Getting the right amount of sleep makes learning new things and memorizing much easier. It also helps stabilize your metabolism and blood pressure. Your irritability and mood swings significantly decrease. Sleep keeps your cardiovascular system and immune system healthy as well.

When you find out your parent has cancer (or there was a change in the chemotherapy, chemotherapies aren’t working, your parents’ life is coming to an end, etc.) it is natural to feel unbelievably tired. The day I found out my dad was dying I cried so much and my head was throbbing a ridiculous amount. I fell asleep really quickly but I had a very hard time staying asleep. I probably woke up every single hour. I ended up waking up every hour when my dad was on Hospice Care. I also woke up multiple times when my dad was sick and an excessive amount the few days after a chemotherapy cycle. I still wake up every single hour while coping with my father’s death. I feel so tired during the day and I am always lacking energy now. All I want to do is sit around and have a pretend conversation about my dad.

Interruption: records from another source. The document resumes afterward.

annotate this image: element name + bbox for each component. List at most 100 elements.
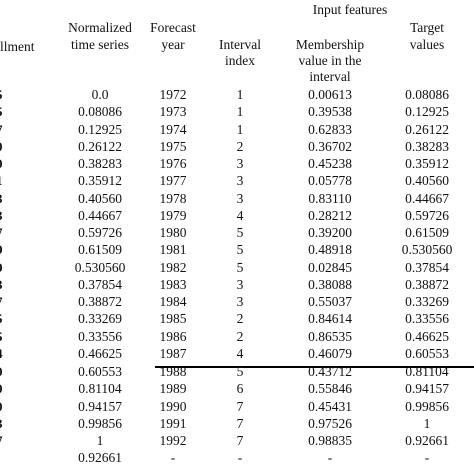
normalized-value-cell: 0.35912 (78, 173, 122, 189)
enrollment-cell-fragment: 3 (0, 277, 10, 293)
forecast-year-cell: 1985 (159, 311, 187, 327)
right-edge-fragment (466, 260, 474, 275)
enrollment-cell-fragment: 9 (0, 242, 10, 258)
membership-value-cell: 0.39538 (308, 104, 352, 120)
forecast-year-cell: 1977 (159, 173, 187, 189)
table-row: 0 0.26122 1975 2 0.36702 0.38283 (0, 139, 474, 154)
table-row: 9 0.530560 1982 5 0.02845 0.37854 (0, 260, 474, 275)
normalized-value-cell: 0.99856 (78, 415, 122, 431)
forecast-year-cell: 1976 (159, 156, 187, 171)
input-features-group-label: Input features (312, 2, 388, 17)
right-edge-fragment (466, 122, 474, 137)
forecast-year-cell: 1973 (159, 104, 187, 120)
target-value-cell: 0.81104 (405, 364, 449, 379)
table-row: 0.92661 - - - - (0, 450, 474, 465)
target-value-cell: 0.530560 (401, 242, 453, 258)
forecast-year-cell: 1974 (159, 121, 187, 137)
forecast-year-cell: - (170, 450, 176, 466)
target-value-cell: 0.08086 (405, 87, 449, 102)
forecast-column-header-line2: year (161, 37, 185, 52)
right-edge-fragment (466, 104, 474, 119)
enrollment-column-header: llment (0, 39, 35, 54)
membership-value-cell: 0.28212 (308, 207, 352, 223)
forecast-year-cell: 1986 (159, 328, 187, 344)
target-value-cell: 0.38872 (405, 276, 449, 292)
normalized-value-cell: 0.37854 (78, 276, 122, 292)
membership-value-cell: 0.84614 (308, 311, 352, 327)
forecast-year-cell: 1982 (159, 259, 187, 275)
right-edge-fragment (466, 450, 474, 465)
interval-index-cell: 4 (236, 207, 244, 223)
forecast-year-cell: 1992 (159, 433, 187, 448)
membership-value-cell: 0.45431 (308, 398, 352, 414)
enrollment-cell-fragment: 5 (0, 104, 10, 120)
membership-value-cell: 0.36702 (308, 138, 352, 154)
forecast-year-cell: 1990 (159, 398, 187, 414)
right-edge-fragment (466, 329, 474, 344)
table-row: 3 0.99856 1991 7 0.97526 1 (0, 416, 474, 431)
membership-value-cell: 0.62833 (308, 121, 352, 137)
right-edge-fragment (466, 139, 474, 154)
forecast-year-cell: 1981 (159, 242, 187, 258)
enrollment-cell-fragment: 0 (0, 399, 10, 415)
enrollment-cell-fragment: 3 (0, 208, 10, 224)
membership-value-cell: 0.00613 (308, 87, 352, 102)
forecast-year-cell: 1988 (159, 364, 187, 379)
table-row: 7 0.12925 1974 1 0.62833 0.26122 (0, 122, 474, 137)
right-edge-fragment (466, 242, 474, 257)
right-edge-fragment (466, 156, 474, 171)
interval-index-cell: 3 (236, 294, 244, 309)
target-value-cell: 0.38283 (405, 138, 449, 154)
interval-index-cell: 6 (236, 381, 244, 397)
membership-value-cell: 0.86535 (308, 328, 352, 344)
right-edge-fragment (466, 191, 474, 206)
target-value-cell: 0.44667 (405, 190, 449, 206)
normalized-value-cell: 0.530560 (74, 259, 126, 275)
target-value-cell: 0.35912 (405, 156, 449, 171)
forecast-year-cell: 1991 (159, 415, 187, 431)
target-value-cell: 0.12925 (405, 104, 449, 120)
train-test-separator-line (155, 366, 474, 368)
normalized-value-cell: 0.38872 (78, 294, 122, 309)
interval-index-cell: 3 (236, 276, 244, 292)
interval-column-header-line1: Interval (219, 37, 261, 52)
right-edge-fragment (466, 346, 474, 361)
membership-column-header-line1: Membership (295, 37, 365, 52)
membership-value-cell: 0.45238 (308, 156, 352, 171)
table-row: 0 0.60553 1988 5 0.43712 0.81104 (0, 364, 474, 379)
membership-value-cell: 0.43712 (308, 364, 352, 379)
interval-column-header-line2: index (225, 53, 255, 68)
right-edge-fragment (466, 381, 474, 396)
target-value-cell: 0.46625 (405, 328, 449, 344)
enrollment-cell-fragment: 7 (0, 294, 10, 310)
table-row: 9 0.61509 1981 5 0.48918 0.530560 (0, 242, 474, 257)
normalized-value-cell: 0.08086 (78, 104, 122, 120)
interval-index-cell: 5 (236, 242, 244, 258)
table-row: 1 0.35912 1977 3 0.05778 0.40560 (0, 173, 474, 188)
right-edge-fragment (466, 433, 474, 448)
target-value-cell: 0.99856 (405, 398, 449, 414)
normalized-value-cell: 0.46625 (78, 345, 122, 361)
interval-index-cell: 1 (236, 121, 244, 137)
interval-index-cell: 7 (236, 433, 244, 448)
normalized-value-cell: 1 (96, 433, 104, 448)
normalized-value-cell: 0.12925 (78, 121, 122, 137)
forecast-year-cell: 1984 (159, 294, 187, 309)
normalized-value-cell: 0.33269 (78, 311, 122, 327)
target-value-cell: 0.59726 (405, 207, 449, 223)
interval-index-cell: 3 (236, 156, 244, 171)
table-row: 3 0.37854 1983 3 0.38088 0.38872 (0, 277, 474, 292)
interval-index-cell: 7 (236, 415, 244, 431)
target-value-cell: 0.94157 (405, 381, 449, 397)
interval-index-cell: - (237, 450, 243, 466)
right-edge-fragment (466, 87, 474, 102)
table-row: 3 0.40560 1978 3 0.83110 0.44667 (0, 191, 474, 206)
forecast-year-cell: 1978 (159, 190, 187, 206)
enrollment-cell-fragment: 0 (0, 364, 10, 380)
table-row: 7 0.38872 1984 3 0.55037 0.33269 (0, 294, 474, 309)
right-edge-fragment (466, 416, 474, 431)
target-value-cell: 0.60553 (405, 345, 449, 361)
enrollment-cell-fragment: 5 (0, 87, 10, 103)
membership-column-header-line2: value in the (298, 53, 362, 68)
forecast-year-cell: 1987 (159, 345, 187, 361)
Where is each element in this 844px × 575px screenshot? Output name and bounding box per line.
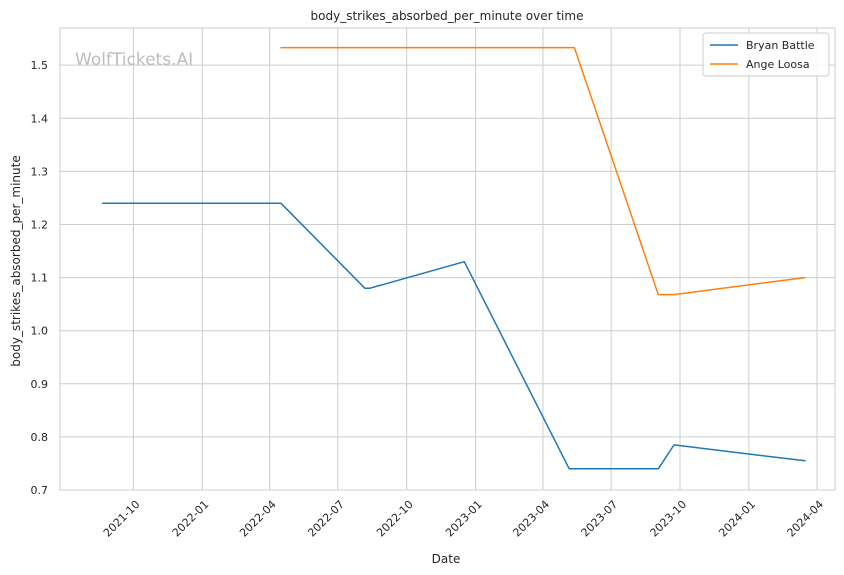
series-line-bryan-battle (101, 202, 806, 470)
y-tick-label: 1.4 (31, 112, 49, 125)
series-layer (101, 46, 806, 470)
y-tick-label: 1.1 (31, 272, 49, 285)
chart-title: body_strikes_absorbed_per_minute over ti… (311, 9, 584, 23)
y-tick-label: 0.9 (31, 378, 49, 391)
y-tick-label: 1.3 (31, 165, 49, 178)
watermark: WolfTickets.AI (75, 50, 193, 70)
plot-frame (59, 27, 836, 491)
series-line-ange-loosa (280, 46, 806, 296)
y-tick-label: 1.5 (31, 59, 49, 72)
x-axis-title: Date (432, 552, 461, 566)
y-tick-label: 1.2 (31, 218, 49, 231)
plot-area (60, 28, 835, 490)
y-tick-label: 0.8 (31, 431, 49, 444)
legend: Bryan Battle Ange Loosa (702, 32, 830, 77)
legend-label: Bryan Battle (746, 39, 815, 52)
y-axis-title: body_strikes_absorbed_per_minute (9, 155, 23, 366)
legend-label: Ange Loosa (746, 58, 810, 71)
y-tick-label: 0.7 (31, 484, 49, 497)
legend-box (702, 32, 830, 77)
y-tick-label: 1.0 (31, 325, 49, 338)
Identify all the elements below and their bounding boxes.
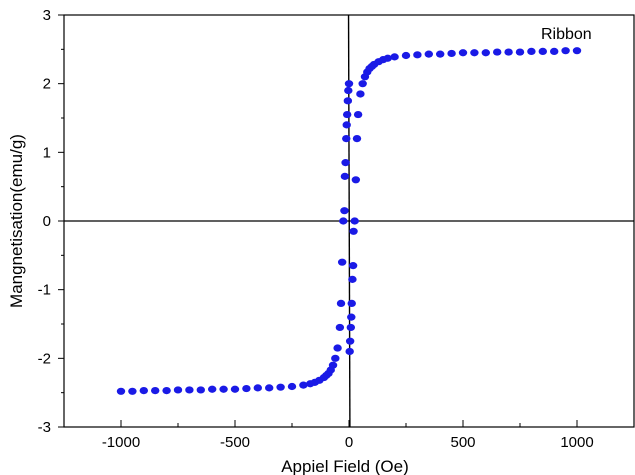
- data-point: [276, 384, 284, 391]
- y-tick-label: -3: [38, 419, 51, 436]
- data-point: [402, 52, 410, 59]
- data-point: [231, 386, 239, 393]
- data-point: [343, 111, 351, 118]
- data-point: [351, 217, 359, 224]
- data-point: [185, 386, 193, 393]
- data-point: [354, 111, 362, 118]
- data-point: [331, 355, 339, 362]
- legend-entry-ribbon: Ribbon: [541, 26, 592, 43]
- data-point: [539, 48, 547, 55]
- data-point: [341, 173, 349, 180]
- data-point: [162, 387, 170, 394]
- x-tick-label: 0: [345, 434, 353, 451]
- y-tick-label: -1: [38, 282, 51, 299]
- data-point: [425, 51, 433, 58]
- data-point: [358, 80, 366, 87]
- data-point: [336, 324, 344, 331]
- data-point: [352, 176, 360, 183]
- data-point: [208, 386, 216, 393]
- data-point: [140, 387, 148, 394]
- data-point: [339, 217, 347, 224]
- y-tick-label: 0: [43, 213, 51, 230]
- x-tick-label: 500: [450, 434, 475, 451]
- data-point: [447, 50, 455, 57]
- data-point: [338, 259, 346, 266]
- data-point: [561, 47, 569, 54]
- data-point: [340, 207, 348, 214]
- x-tick-label: 1000: [560, 434, 593, 451]
- y-axis-ticks: -3 -2 -1 0 1 2 3: [38, 7, 64, 436]
- data-point: [413, 51, 421, 58]
- data-point: [504, 48, 512, 55]
- data-point: [242, 385, 250, 392]
- data-point: [390, 53, 398, 60]
- data-point: [349, 228, 357, 235]
- data-point: [344, 87, 352, 94]
- data-point: [482, 49, 490, 56]
- data-point: [333, 344, 341, 351]
- x-tick-label: -500: [220, 434, 250, 451]
- data-point: [573, 47, 581, 54]
- data-point: [341, 159, 349, 166]
- data-point: [470, 49, 478, 56]
- data-point: [353, 135, 361, 142]
- data-point: [349, 262, 357, 269]
- data-point: [345, 348, 353, 355]
- y-tick-label: 1: [43, 144, 51, 161]
- data-point: [174, 386, 182, 393]
- data-point: [459, 49, 467, 56]
- data-point: [219, 386, 227, 393]
- x-tick-label: -1000: [102, 434, 140, 451]
- data-point: [343, 121, 351, 128]
- data-point: [329, 362, 337, 369]
- data-point: [436, 51, 444, 58]
- data-point: [356, 90, 364, 97]
- data-point: [527, 48, 535, 55]
- data-point: [128, 388, 136, 395]
- data-point: [337, 300, 345, 307]
- data-point: [493, 48, 501, 55]
- data-point: [346, 338, 354, 345]
- data-point: [288, 383, 296, 390]
- x-axis-ticks: -1000 -500 0 500 1000: [64, 420, 634, 451]
- data-point: [151, 387, 159, 394]
- data-point: [254, 384, 262, 391]
- y-tick-label: -2: [38, 350, 51, 367]
- data-point: [347, 314, 355, 321]
- data-point: [265, 384, 273, 391]
- x-axis-title: Appiel Field (Oe): [281, 457, 409, 475]
- y-tick-label: 3: [43, 7, 51, 24]
- data-point: [348, 300, 356, 307]
- data-point: [117, 388, 125, 395]
- data-point: [347, 324, 355, 331]
- data-point: [197, 386, 205, 393]
- data-point: [344, 97, 352, 104]
- y-tick-label: 2: [43, 76, 51, 93]
- y-axis-title: Mangnetisation(emu/g): [7, 134, 26, 308]
- data-point: [342, 135, 350, 142]
- zero-vertical-line: [349, 15, 350, 427]
- data-point: [348, 276, 356, 283]
- data-point: [550, 48, 558, 55]
- data-point: [516, 48, 524, 55]
- data-point: [345, 80, 353, 87]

But then, I had a realization. I seriously needed to get my life together. I started trying a lot of things to make me tired during the day and relaxed at night leading to a good nights’ sleep.

I started having tea after dinner to help me relax. (Obviously the tea is decaffeinated) I still have my tea and I love it! I usually have the Chamomile tea (Sleep Time Tea) from Trader Joe’s or the decaffeinated tea from the brand, “Mighty Leaf”. Mighty Leaf has delicious flavors like Organic African Nectar, my favorite! The two weeks after my dad passed away consisted of spending time with family and listening to everyone give their condolences (which is very tiring). I started going back to school which was also very draining for me because I had so much make up work. Going to school also took out all of the energy in my body to fake my smile and pretend I was okay considering not a single person understood my pain. Summer came around and there were enough house errands and family members to see to exhaust me. The days I had nothing to do, I found a hobby, like practicing an instrument or exercising.

Sleeping the full 8-10 hours is part of being healthy and being kind to your body. If you’re having trouble sleeping at night and all you think about is your sick parent, take some time for yourself before you go to bed. Have a bubble bath. Maybe try some delicious tea. You could even do yoga or journal!

Remember you have the right to feel the way you feel. Having a parent with cancer is one of the hardest things to overcome. Don’t let your worries and concerns affect your sleep. It’s important to wake up refreshed (and be ready to deal with the new day’s emotions). It’s  vital to keep your body healthy when trying to make your parent’s body healthy. Never forget about yourself and your needs.

Coping Strategy #1

Journal!

Journaling (or keeping a diary) really does help anybody with any kind of problem. No matter how old you are too! Many people don’t feel comfortable talking to others about their problems so this is a proactive way to cope with your feelings while respecting your privacy of keeping it to yourself. Journaling really does help manage stress and heal negative feelings. Once you have one idea going it is easy to keep on writing! Journaling also decreases the risk of asthma and arthritis, while improving cognitive function and the immune system! Drawing pictures in a journal also significantly helps. Take a quick five minutes out of your day to journal! One could even do five minutes of journaling every few days and it will still help manage your stress and cope with your feelings.